Causerie d’Abidjan - L’incroyable Moussa Dadis Camara

Une fois de plus, la Guinée pleure ses morts. Selon des organisations internationales, 158 personnes (57 personnes, d’après Dadis Camara) ont été froidement tuées par l`armée guinéenne, lors d`une manifestation de l`opposition, le 28 septembre 2009 à Conakry. En effet, la disparition du premier président de la Guinée « libre », le dictateur Ahmed Sékou Touré, vue comme une délivrance par beaucoup de ses compatriotes, n`a pas contribué à mettre fin aux souffrances des Guinéens. Son successeur Lassana Conté, qui prend le pouvoir à la suite d’un coup d’Etat en 1984, dirigera lui aussi, d`une main de fer ce pays. Et la gestion calamiteuse des affaires de l’Etat sous son régime corrompu, va davantage enfoncer le pays dans la misère.
La Guinée dispose des plus grandes réserves de bauxite au monde, d’importantes ressources énergétiques et d’immenses étendues de terre cultivables, mais ce pays, qui s’enorgueillit pourtant de toutes ces richesses, est placé parmi les plus pauvres de la planète. Aujourd’hui, les Guinéens doivent importer de la nourriture pour survivre.
Lorsque le despote Lassana Conté tire sa révérence le 22 décembre 2008, après 24 ans de pouvoir sans partage, Dadis Camara s’installe, dans un contexte d’incertitude. La Guinée est à l’abandon, gangrénée par la corruption, l`inflation, le chômage…Le « pompiste » de l’armée va donc prendre les rênes du pays, sans difficulté, malgré la constitution qui prévoit que l’intérim doit être assuré par le président de l`Assemblée nationale. Il sera soutenu par l`opposition, après avoir pris l’engagement d’organiser des élections « libres et transparentes ». Dans son discours de prise de pouvoir, le nouvel homme fort de Conakry dénoncera avec virulence la démission de l’Etat sous Lassana Conté, qu’il accuse d’avoir plongé le pays dans la paupérisation.
Dadis Camara se présente comme un rédempteur, le putschiste veut faire de la moralisation de la vie publique son leitmotiv.

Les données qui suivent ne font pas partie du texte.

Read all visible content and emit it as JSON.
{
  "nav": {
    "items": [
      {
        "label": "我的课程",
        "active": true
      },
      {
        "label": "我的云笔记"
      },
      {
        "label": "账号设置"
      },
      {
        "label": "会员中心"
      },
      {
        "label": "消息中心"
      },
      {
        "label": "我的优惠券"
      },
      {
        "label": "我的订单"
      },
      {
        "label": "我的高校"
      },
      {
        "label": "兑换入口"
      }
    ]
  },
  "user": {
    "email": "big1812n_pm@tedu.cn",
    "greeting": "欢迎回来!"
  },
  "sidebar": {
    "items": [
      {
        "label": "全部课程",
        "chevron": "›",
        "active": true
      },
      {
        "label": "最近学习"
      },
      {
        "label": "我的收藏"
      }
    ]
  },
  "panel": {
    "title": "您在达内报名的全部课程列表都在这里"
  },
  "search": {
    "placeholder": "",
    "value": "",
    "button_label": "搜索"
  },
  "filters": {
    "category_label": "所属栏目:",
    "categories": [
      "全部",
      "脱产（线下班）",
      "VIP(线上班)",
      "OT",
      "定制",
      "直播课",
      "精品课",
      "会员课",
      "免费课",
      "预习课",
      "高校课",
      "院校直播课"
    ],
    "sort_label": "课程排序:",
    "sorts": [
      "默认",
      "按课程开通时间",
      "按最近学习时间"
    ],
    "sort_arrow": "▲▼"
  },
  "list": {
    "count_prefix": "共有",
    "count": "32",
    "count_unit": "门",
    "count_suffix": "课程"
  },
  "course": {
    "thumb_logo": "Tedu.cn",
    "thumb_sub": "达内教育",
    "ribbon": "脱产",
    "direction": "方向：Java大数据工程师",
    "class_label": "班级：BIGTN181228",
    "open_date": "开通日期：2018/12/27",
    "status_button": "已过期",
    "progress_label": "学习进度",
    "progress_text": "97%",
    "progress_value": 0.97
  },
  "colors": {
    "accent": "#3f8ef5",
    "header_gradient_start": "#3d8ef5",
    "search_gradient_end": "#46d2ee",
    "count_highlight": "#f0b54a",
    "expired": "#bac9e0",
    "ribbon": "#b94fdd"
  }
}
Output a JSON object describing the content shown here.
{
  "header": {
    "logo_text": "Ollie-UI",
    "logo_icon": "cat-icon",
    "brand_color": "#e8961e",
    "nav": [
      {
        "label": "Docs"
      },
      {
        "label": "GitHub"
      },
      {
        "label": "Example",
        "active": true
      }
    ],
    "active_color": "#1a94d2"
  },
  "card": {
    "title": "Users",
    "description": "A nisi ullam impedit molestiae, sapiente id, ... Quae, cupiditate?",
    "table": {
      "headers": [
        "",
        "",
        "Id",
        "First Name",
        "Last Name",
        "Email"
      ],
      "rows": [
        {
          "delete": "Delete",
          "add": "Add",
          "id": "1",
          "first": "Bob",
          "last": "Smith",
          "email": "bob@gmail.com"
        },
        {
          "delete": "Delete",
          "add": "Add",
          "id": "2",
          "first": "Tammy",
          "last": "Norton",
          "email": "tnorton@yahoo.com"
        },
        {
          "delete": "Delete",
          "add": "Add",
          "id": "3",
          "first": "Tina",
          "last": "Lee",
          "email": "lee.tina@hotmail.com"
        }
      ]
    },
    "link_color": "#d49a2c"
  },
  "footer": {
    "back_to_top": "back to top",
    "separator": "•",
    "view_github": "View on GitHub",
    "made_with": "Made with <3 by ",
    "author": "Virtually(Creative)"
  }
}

Pourquoi ne pas faire confiance à celui qui clame son patriotisme au premier venu, quand on sait que sous d`autres cieux, des soldats qui ont pris le contrôle de leurs pays, ont aidé à consolider la démocratie? Seulement voilà : l`homme, même s`il ne le dit pas ouvertement, manifeste l’intention de se maintenir au pouvoir, par l`organisation d’une élection à laquelle il sera lui aussi candidat. Les militants de l`opposition qui ont flairé cet autre coup d`Etat, sont descendus dans la rue, pour protester contre cette imposture. Mal leur en prit cependant. Des exactions d’une rare brutalité seront commises sur ces civils aux mains nues, par la soldatesque de Dadis Camara. On déplore des viols, plusieurs blessés et des morts, tués, par balles.
Interrogé sur ces événements, Dadis Camara qui voit les mains de l’Occident derrière cette manifestation criera à un complot contre son régime, avant d’être contredit par ses propres propos. Celui qui n`a pas hésité à se faire filmer dans sa chambre à coucher, par la chaîne de télévision France 24, le sourire aux lèvres, avouera plus tard, naïvement devant les caméras, qu`il ne maîtrise pas son armée. Dadis Camara qui n’ignore pas qu’il est à la tête d’une armée réputée pour son indiscipline, est donc bel et bien conscient de la responsabilité de ses militaires dans ce massacre. Il doit pleinement en assumer les conséquences, le président autoproclamé doit répondre de ses actes ; il doit rendre compte pour cette barbarie, ce massacre gratuit de Guinéens, qui voulaient tout simplement exprimer leur opinion. On le voit, la Guinée est encore aux mains d’un autre bourreau, un mégalomane qui n’hésite pas à se prendre pour un messie, alors qu’il est loin d’être ce libérateur que son pays attend depuis belle lurette.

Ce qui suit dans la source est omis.